The Giant Experience, headed by entrepreneur Paddy Dunning, “presents visitors with a new genre of spectacular immersive digital art”, according to organisers.
A holographic full body avatar is also instantly generated of each visitor who uses the scanner, transporting them “into the multiverse where the subject can inhabit and move within a diversity of virtual worlds”.
The Giant Company promise that the project will provide the building of the biggest moving statue in the world, “that can talk, sing, recite poetry and through new technology … can allow the giant to transform into anybody at any time,” Mr Dunning told The Irish Times.
The company have created a prototype but are still raising funds and are looking for more sponsors to come on-board. Current sponsors include Enterprise Ireland, Thorntons Recycling, and Liffey Crane Hire, among others.
“The Giant will promote kindness, love, equality, along with sustainability, but I think we want the giant to be a matriarch, not a patriarch statue,” Mr Dunning said.
“Of course, you could celebrate the great men, but we really want women to lead the charge on this, and I’ve had so many people from all around the world support that idea,” he added.
“Wait till we see what a woman will say to be the first person in the world that gets her 3D volumetric scan image scanned and can be transported not just as a static image, but as a talking image on to a 3D structure.”
However, the full 50m structure is still some time away, with the group hoping to confirm a site for the first Giant in a major city on the east coast of the United States by Christmas, with the opening another 18 months away after that.
According to Florence Stanley, who has worked with The Giant Company for around four years, as a property surveyor, to develop a 40m tall giant, without the cost of a site, would cost between €25-26 million.
“The possibilities are endless” with The Giant, Ms Stanley said, adding that she would like to see The Giant in Ireland “sooner rather than later”.
She likened it to a Ferris wheel, saying that when they were first invented, people were sceptical, however now they are everywhere and in all sizes.
“The Giant could be the same, but it’s much more advanced and then it can be rolled out at all sizes, so there is the big wheel, there’s smaller wheels, there’s travelling wheels.
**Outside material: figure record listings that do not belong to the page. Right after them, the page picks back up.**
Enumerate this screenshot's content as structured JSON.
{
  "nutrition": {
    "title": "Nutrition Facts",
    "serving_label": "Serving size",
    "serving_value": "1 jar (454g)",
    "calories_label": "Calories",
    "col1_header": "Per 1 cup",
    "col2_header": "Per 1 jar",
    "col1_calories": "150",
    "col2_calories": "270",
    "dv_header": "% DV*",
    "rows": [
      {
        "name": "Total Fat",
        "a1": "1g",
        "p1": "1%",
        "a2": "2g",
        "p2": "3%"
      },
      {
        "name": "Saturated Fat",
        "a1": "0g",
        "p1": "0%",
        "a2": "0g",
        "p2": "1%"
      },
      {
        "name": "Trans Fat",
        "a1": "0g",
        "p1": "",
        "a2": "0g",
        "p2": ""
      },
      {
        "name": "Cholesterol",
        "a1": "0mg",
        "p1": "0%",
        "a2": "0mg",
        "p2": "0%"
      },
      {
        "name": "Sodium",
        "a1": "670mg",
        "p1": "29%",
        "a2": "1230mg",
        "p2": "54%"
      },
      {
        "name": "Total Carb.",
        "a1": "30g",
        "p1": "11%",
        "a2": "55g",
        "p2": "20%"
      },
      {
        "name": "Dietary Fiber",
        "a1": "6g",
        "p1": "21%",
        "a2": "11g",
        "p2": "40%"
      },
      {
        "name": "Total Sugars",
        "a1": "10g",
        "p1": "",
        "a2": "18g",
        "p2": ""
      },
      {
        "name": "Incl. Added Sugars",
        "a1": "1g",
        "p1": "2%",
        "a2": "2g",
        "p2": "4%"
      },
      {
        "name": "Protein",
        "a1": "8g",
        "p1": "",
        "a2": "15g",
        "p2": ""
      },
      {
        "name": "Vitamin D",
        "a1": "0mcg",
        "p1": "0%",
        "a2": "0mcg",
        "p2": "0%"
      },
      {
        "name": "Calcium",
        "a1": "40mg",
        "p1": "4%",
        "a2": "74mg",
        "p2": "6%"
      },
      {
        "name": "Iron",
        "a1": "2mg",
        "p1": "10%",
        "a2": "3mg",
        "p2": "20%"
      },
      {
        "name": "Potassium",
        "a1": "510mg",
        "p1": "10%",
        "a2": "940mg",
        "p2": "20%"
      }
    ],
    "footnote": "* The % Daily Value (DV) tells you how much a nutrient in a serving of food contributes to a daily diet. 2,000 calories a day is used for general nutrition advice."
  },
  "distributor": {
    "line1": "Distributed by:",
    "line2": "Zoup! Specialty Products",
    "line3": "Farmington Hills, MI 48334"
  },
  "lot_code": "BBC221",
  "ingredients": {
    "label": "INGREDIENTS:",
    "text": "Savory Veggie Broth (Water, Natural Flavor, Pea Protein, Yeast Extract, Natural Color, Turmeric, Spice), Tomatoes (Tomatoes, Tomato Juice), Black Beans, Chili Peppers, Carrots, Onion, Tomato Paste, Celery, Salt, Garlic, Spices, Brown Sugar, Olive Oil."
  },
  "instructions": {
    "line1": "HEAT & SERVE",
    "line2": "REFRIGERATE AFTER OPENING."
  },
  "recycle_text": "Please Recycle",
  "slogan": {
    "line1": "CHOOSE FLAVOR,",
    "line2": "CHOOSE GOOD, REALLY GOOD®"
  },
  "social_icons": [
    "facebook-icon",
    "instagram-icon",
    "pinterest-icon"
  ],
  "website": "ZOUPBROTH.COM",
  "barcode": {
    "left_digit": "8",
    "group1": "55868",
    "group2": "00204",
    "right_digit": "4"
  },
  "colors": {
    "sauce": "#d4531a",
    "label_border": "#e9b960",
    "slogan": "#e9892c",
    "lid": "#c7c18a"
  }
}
The same could happen with The Giant,” Ms Stanley said.
The idea began over 14 years ago, according to Mr Dunning, when he thought of building giant sculptures “of various different giants of music, art and sport all around the world.
“And then we went, ‘hmm, why don’t we build a statue that could turn into all these people rather than it being one person? Why can’t we build a statue that could turn into different people?’ ” Mr Dunning said.
However, the technology for this had to be developed, and thus the group created a “matrix LED skin linked to a scanning system”, which is the basis for The Giant today.